Lake Jocassee, or “Place of the Lost One” in the Cherokee language, sits high in the left collarbone of upstate South Carolina while hairs of water stretch on end back into North Carolina.
Thru-hikers using the Foothills Trail often seek the edges at places like Laurel Fork or Bad Creek by way of bridge, trail or bushwhacking to rest and to replenish. Businessmen from Greenville and their families descend on the waters Saturday and Sunday in six figure boats lugging monogrammed totes and pastel Yeti’s filled with matte black bags of pita chips, LaCroix’s and earplugs while divers suit up and submerge from deck boats for a chance to catch a glimpse of the flooded cemetery below.
The community of Jocassee Valley resides under the waters of the lake. Portions of the valley were flooded in 1965 then in the 1970’s by Duke Energy to create a reservoir. Underneath these waters lie the old Girls Camp, Mount Carmel Church and Cemetery, and even a popular dive spot, home to a sunken Chinese boat!
Fishermen and explorers either beat big crowds in the predawn or avoid them altogether on paddle boards or in Nitro bass boats on Tuesdays and Thursdays after a breakfast at places like Pumpkintown Grocery or Cendy’s on 11. National Geographic listed Lake Jocassee in their feature article 50 of the World’s Last Greatest Places – the mark was not missed amongst peers like Easter Island.
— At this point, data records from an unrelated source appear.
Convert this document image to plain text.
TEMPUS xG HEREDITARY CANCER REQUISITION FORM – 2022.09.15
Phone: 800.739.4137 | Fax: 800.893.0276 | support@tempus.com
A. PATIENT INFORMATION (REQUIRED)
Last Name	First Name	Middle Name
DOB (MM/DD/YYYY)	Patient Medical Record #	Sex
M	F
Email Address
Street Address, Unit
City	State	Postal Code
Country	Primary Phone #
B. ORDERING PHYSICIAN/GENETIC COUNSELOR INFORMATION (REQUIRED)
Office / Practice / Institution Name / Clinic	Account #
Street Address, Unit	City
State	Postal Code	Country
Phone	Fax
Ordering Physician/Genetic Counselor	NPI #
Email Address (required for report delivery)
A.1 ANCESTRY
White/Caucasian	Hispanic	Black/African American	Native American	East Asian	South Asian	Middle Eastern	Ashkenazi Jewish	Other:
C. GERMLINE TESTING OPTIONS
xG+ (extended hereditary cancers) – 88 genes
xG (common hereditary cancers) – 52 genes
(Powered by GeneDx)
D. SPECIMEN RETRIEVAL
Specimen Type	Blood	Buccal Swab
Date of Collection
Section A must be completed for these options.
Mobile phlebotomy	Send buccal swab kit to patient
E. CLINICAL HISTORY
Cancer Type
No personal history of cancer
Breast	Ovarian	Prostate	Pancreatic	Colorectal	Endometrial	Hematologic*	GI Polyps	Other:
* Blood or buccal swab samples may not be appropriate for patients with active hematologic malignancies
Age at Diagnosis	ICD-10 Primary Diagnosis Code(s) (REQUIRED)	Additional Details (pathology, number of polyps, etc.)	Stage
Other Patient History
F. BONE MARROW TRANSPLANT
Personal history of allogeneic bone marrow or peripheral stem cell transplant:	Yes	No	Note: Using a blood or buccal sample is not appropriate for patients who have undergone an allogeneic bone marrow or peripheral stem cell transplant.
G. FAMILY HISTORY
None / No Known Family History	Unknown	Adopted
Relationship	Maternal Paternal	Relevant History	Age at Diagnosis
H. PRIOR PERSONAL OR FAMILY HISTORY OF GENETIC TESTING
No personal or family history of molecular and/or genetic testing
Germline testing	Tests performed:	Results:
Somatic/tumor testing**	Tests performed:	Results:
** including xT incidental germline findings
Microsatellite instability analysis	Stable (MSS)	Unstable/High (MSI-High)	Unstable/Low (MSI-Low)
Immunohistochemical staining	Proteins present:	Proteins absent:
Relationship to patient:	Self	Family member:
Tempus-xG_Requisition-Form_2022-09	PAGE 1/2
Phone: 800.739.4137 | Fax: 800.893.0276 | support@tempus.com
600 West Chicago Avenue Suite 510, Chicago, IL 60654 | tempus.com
On paper, there are seven waterfalls taking year-round residence along the shore plunging from origin sources and following gravity, but there are seasonal trickles that are secret to some and held in circles no bigger than five, too. Mystery and magic wait in every turn of water and in every piece of quartz dug up by a curious toe of the sand floor it’s standing on.
When you turn that third corner going up into the Horse Pasture River, over to the right, hangs an element-beaten rope swing on a mature and bent-up Boxelder. The handle on that rope swing is a water logged oak limb that has been tied and retied in random knots with other lengths of multi-colored rope fashioned to it. On around that same neck of water is a white sand beach yelling at somebody for a charcoal grill, anything attached to a rind and cut up into triangles, and a full charge on a Bluetooth speaker. Beaches like this one make wonderful spots to stop and swim or a chance to see seasonal Appalachian fern growth (my personal favorite). Whatever outdoor interest the mind pulls up to chase, Jocassee is sure to suit fit.
Places like Eclectic Sun Rentals and Sunrift Adventures offer rental and sale services for kayaks, paddle boards and various gear to aid the pursuit. Jocassee Outdoor Center (formerly known as Hoyett’s to some of y’all) is a last stop to get hot dogs, boiled peanuts and stickers to decorate the beer fridge in your shop. They also offer a rental service for pontoons and do guided tours if that’s more your thing. It is a year round service and if you want your hair to stand on end – go in the fall. The mismatched yellow, red and amber color schemes pushed out in leaves by the oaks, hickories and gums tower and crown at different elevations between old growth pines. That sight alone makes light of the word awe when seen from the middle of the water on a cool and overcast day.
From Sundays spent cruising up to Laurel Fork eating sausage balls on the pontoon with my wife and friends, or to early Tuesday morning solo paddle board trips where I’ll take roost on some chop carved island off on a good think; Lake Jocassee is a sanctuary.
The singular word I can think of to distill the emotion I feel for the Lake Jocassee experience is the one my wife used when she put it simply – happy. Driving home east to Marietta down Highway 11 and on through Long Shoals, one night she said, “The only thing I can really think of when we’re out there is happy, that’s it. I just feel happy.”
And yes Koula, sometimes one word is just enough to describe something. And maybe that one word description is taking up just a tiny piece of space inside us waiting for all that feeling to define it. And maybe that is the point.